In the case of Deleon & Deleon [2023] FedCFamC2F 1366, the court was asked to make a Hadkinson’s Order.

The mother asked for parenting proceedings to be stayed because the father had not fully performed a property settlement order.

The father and the Independent Children’s Lawyer wanted the parenting proceedings concluded.

The case involves a short discussion of the legal principles espoused in the decision of Hadkinson & Hadkinson.

The court said, “At its heart, the rule is said to provide that a party in contempt will not be heard”.

The court has, over time, in subsequent decisions, confirmed that the rule is, firstly, a discretionary one and, secondly, is confined to proceedings in the same cause in which the alleged contempt has been committed. A lack of nexus between the proceedings in the same cause was said by the court to be fatal to any application to apply the rule.

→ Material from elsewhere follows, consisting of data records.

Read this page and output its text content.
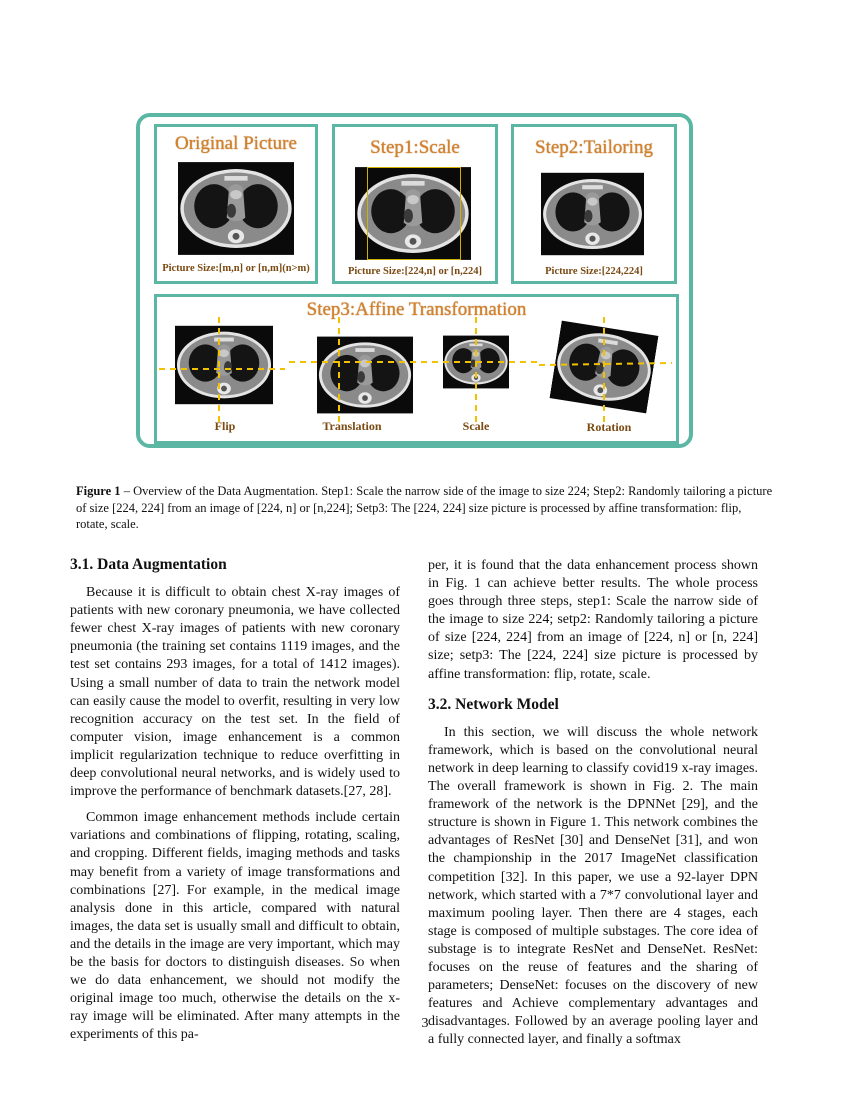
Original Picture
Picture Size:[m,n] or [n,m](n>m)
Step1:Scale
Picture Size:[224,n] or [n,224]
Step2:Tailoring
Picture Size:[224,224]
Step3:Affine Transformation
Flip	Translation	Scale	Rotation
Figure 1 – Overview of the Data Augmentation. Step1: Scale the narrow side of the image to size 224; Step2: Randomly tailoring a picture of size [224, 224] from an image of [224, n] or [n,224]; Setp3: The [224, 224] size picture is processed by affine transformation: flip, rotate, scale.
3.1. Data Augmentation

Because it is difficult to obtain chest X-ray images of patients with new coronary pneumonia, we have collected fewer chest X-ray images of patients with new coronary pneumonia (the training set contains 1119 images, and the test set contains 293 images, for a total of 1412 images). Using a small number of data to train the network model can easily cause the model to overfit, resulting in very low recognition accuracy on the test set. In the field of computer vision, image enhancement is a common implicit regularization technique to reduce overfitting in deep convolutional neural networks, and is widely used to improve the performance of benchmark datasets.[27, 28].

Common image enhancement methods include certain variations and combinations of flipping, rotating, scaling, and cropping. Different fields, imaging methods and tasks may benefit from a variety of image transformations and combinations [27]. For example, in the medical image analysis done in this article, compared with natural images, the data set is usually small and difficult to obtain, and the details in the image are very important, which may be the basis for doctors to distinguish diseases. So when we do data enhancement, we should not modify the original image too much, otherwise the details on the x-ray image will be eliminated. After many attempts in the experiments of this pa-

per, it is found that the data enhancement process shown in Fig. 1 can achieve better results. The whole process goes through three steps, step1: Scale the narrow side of the image to size 224; setp2: Randomly tailoring a picture of size [224, 224] from an image of [224, n] or [n, 224] size; setp3: The [224, 224] size picture is processed by affine transformation: flip, rotate, scale.

3.2. Network Model

In this section, we will discuss the whole network framework, which is based on the convolutional neural network in deep learning to classify covid19 x-ray images. The overall framework is shown in Fig. 2. The main framework of the network is the DPNNet [29], and the structure is shown in Figure 1. This network combines the advantages of ResNet [30] and DenseNet [31], and won the championship in the 2017 ImageNet classification competition [32]. In this paper, we use a 92-layer DPN network, which started with a 7*7 convolutional layer and maximum pooling layer. Then there are 4 stages, each stage is composed of multiple substages. The core idea of substage is to integrate ResNet and DenseNet. ResNet: focuses on the reuse of features and the sharing of parameters; DenseNet: focuses on the discovery of new features and Achieve complementary advantages and disadvantages. Followed by an average pooling layer and a fully connected layer, and finally a softmax

3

Authority for that consideration is Fahmi & Fahmi [1995] FamCA 106; Watson & Watson [2013] FamCAFC 25; and Dautry & Wemple [2018] FamCAFC 237.

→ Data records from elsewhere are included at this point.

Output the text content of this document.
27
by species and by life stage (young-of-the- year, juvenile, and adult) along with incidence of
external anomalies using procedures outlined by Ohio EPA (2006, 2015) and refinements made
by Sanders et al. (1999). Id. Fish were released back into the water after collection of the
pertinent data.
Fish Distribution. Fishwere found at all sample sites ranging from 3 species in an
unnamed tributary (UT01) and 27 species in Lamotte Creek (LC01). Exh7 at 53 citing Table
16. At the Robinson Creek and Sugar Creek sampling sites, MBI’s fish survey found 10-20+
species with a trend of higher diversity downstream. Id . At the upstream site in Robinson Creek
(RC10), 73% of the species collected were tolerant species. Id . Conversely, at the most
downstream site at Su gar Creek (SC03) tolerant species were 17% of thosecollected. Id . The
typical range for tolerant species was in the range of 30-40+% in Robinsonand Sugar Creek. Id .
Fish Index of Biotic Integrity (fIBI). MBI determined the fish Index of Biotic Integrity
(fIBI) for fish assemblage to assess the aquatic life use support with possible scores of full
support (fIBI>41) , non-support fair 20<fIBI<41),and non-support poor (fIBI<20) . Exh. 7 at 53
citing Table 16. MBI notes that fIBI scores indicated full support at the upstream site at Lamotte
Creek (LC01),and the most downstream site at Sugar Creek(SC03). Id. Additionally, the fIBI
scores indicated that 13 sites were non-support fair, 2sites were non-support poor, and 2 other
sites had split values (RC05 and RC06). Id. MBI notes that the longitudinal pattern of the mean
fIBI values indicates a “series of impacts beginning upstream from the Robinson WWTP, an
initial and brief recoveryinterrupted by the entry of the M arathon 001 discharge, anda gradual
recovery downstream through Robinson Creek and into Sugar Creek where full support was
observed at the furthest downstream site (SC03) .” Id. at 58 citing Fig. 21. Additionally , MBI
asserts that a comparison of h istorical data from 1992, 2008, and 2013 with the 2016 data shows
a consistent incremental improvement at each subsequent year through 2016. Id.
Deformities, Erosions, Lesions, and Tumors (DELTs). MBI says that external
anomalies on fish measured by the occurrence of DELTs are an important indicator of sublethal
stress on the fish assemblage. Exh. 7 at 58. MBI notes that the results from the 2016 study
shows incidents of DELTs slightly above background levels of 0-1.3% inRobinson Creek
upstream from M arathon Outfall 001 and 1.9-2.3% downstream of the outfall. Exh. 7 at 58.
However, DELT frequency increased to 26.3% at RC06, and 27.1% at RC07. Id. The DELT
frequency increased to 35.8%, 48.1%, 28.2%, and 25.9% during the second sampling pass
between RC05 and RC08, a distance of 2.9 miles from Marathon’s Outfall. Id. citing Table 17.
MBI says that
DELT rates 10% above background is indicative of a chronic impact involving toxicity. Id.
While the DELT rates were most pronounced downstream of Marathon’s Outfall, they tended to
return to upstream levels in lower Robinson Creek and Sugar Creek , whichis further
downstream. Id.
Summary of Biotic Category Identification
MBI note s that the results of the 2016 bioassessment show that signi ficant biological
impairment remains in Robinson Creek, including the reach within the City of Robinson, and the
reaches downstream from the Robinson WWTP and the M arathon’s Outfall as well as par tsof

The father is in breach of proceedings under Part VIII of the Act. The relief sought by the mother is in proceedings for parenting under Part VII of the Act. The court determined they
were separate causes of action.

The court considered there was a failure of the necessary nexus.

The court then considered the best interests principle and said:

“The best interests principle alone would be sufficient in my view to decline to make orders as sought by the mother. The court will not countenance any situation which might see a relisting of the father’s application on a liberty to apply basis. In my view, that would be tantamount to adjourning the proceedings sine die and does not meet with modern litigation procedures designed to bring litigation to an end.”